The couple met at Oxford through a mutual friend. Was it love at first sight? ‘Erm... it can’t be if I’m saying “hmmm” like that, can it? No, I don’t think it was, really: it was definitely a great attraction. He was very funny and amazingly good company.’
They dated for seven years before marrying in 1988 – ‘it wasn’t a whirlwind romance!’ – and they have two children: Emily, now following in Victoria’s footsteps at Oxford, and William.
Being married to ‘the most sued man in Britain’ can’t always have been easy, I speculate. Well, Victoria concedes, there was a point when it did get ‘quite stressy’ when Ian was in court for contempt while she was pregnant with Emily. ‘I have a slight sort of attitude that you have to take what life brings you... but it would have been awful because I’d have been visiting Wandsworth with a baby.


‘Are you allowed to take babies when you visit prisons?’  victoria 3victoria 3

Happily there was no cause to find out, and if Ian is less than a domestic whizz around the couple’s 500-year-old Kent farmhouse kitchen – ‘watching Ian peel a carrot is just so painful’– then he is also, according to Victoria, better than she at compartmentalising work and family life.
‘When I’m writing, I’m really obsessed with it... Ian will stop, and he would always put something with the children before something to do with work.’

So is there a new novel in the offing?
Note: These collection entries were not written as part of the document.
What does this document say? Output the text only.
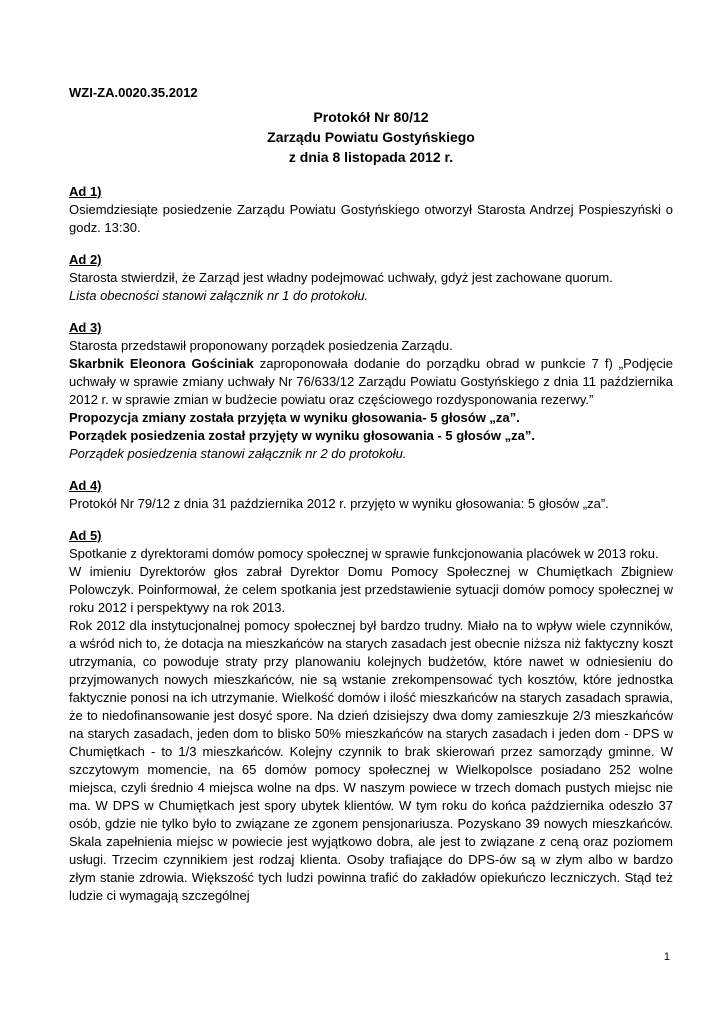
WZI-ZA.0020.35.2012
Protokół Nr 80/12
Zarządu Powiatu Gostyńskiego
z dnia 8 listopada 2012 r.
Ad 1)

Osiemdziesiąte posiedzenie Zarządu Powiatu Gostyńskiego otworzył Starosta Andrzej Pospieszyński o godz. 13:30.

Ad 2)

Starosta stwierdził, że Zarząd jest władny podejmować uchwały, gdyż jest zachowane quorum.

Lista obecności stanowi załącznik nr 1 do protokołu.

Ad 3)

Starosta przedstawił proponowany porządek posiedzenia Zarządu.

Skarbnik Eleonora Gościniak zaproponowała dodanie do porządku obrad w punkcie 7 f) „Podjęcie uchwały w sprawie zmiany uchwały Nr 76/633/12 Zarządu Powiatu Gostyńskiego z dnia 11 października 2012 r. w sprawie zmian w budżecie powiatu oraz częściowego rozdysponowania rezerwy.”

Propozycja zmiany została przyjęta w wyniku głosowania- 5 głosów „za”.

Porządek posiedzenia został przyjęty w wyniku głosowania - 5 głosów „za”.

Porządek posiedzenia stanowi załącznik nr 2 do protokołu.

Ad 4)

Protokół Nr 79/12 z dnia 31 października 2012 r. przyjęto w wyniku głosowania: 5 głosów „za”.

Ad 5)

Spotkanie z dyrektorami domów pomocy społecznej w sprawie funkcjonowania placówek w 2013 roku.

W imieniu Dyrektorów głos zabrał Dyrektor Domu Pomocy Społecznej w Chumiętkach Zbigniew Polowczyk. Poinformował, że celem spotkania jest przedstawienie sytuacji domów pomocy społecznej w roku 2012 i perspektywy na rok 2013.

Rok 2012 dla instytucjonalnej pomocy społecznej był bardzo trudny. Miało na to wpływ wiele czynników, a wśród nich to, że dotacja na mieszkańców na starych zasadach jest obecnie niższa niż faktyczny koszt utrzymania, co powoduje straty przy planowaniu kolejnych budżetów, które nawet w odniesieniu do przyjmowanych nowych mieszkańców, nie są wstanie zrekompensować tych kosztów, które jednostka faktycznie ponosi na ich utrzymanie. Wielkość domów i ilość mieszkańców na starych zasadach sprawia, że to niedofinansowanie jest dosyć spore. Na dzień dzisiejszy dwa domy zamieszkuje 2/3 mieszkańców na starych zasadach, jeden dom to blisko 50% mieszkańców na starych zasadach i jeden dom - DPS w Chumiętkach - to 1/3 mieszkańców. Kolejny czynnik to brak skierowań przez samorządy gminne. W szczytowym momencie, na 65 domów pomocy społecznej w Wielkopolsce posiadano 252 wolne miejsca, czyli średnio 4 miejsca wolne na dps. W naszym powiece w trzech domach pustych miejsc nie ma. W DPS w Chumiętkach jest spory ubytek klientów. W tym roku do końca października odeszło 37 osób, gdzie nie tylko było to związane ze zgonem pensjonariusza. Pozyskano 39 nowych mieszkańców. Skala zapełnienia miejsc w powiecie jest wyjątkowo dobra, ale jest to związane z ceną oraz poziomem usługi. Trzecim czynnikiem jest rodzaj klienta. Osoby trafiające do DPS-ów są w złym albo w bardzo złym stanie zdrowia. Większość tych ludzi powinna trafić do zakładów opiekuńczo leczniczych. Stąd też ludzie ci wymagają szczególnej

1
Not just yet, although a forthcoming promotional tour of Greece may well prove the spur.
‘I’m not anxious about it because these things come in their own time,’ Victoria saysUntil then, she, like the rest of the world, will be anxiously following the next chapter in that country’s eventful history.

Victoria Hislop’s latest novel The Thread is published by Headline Review, priced £18.99.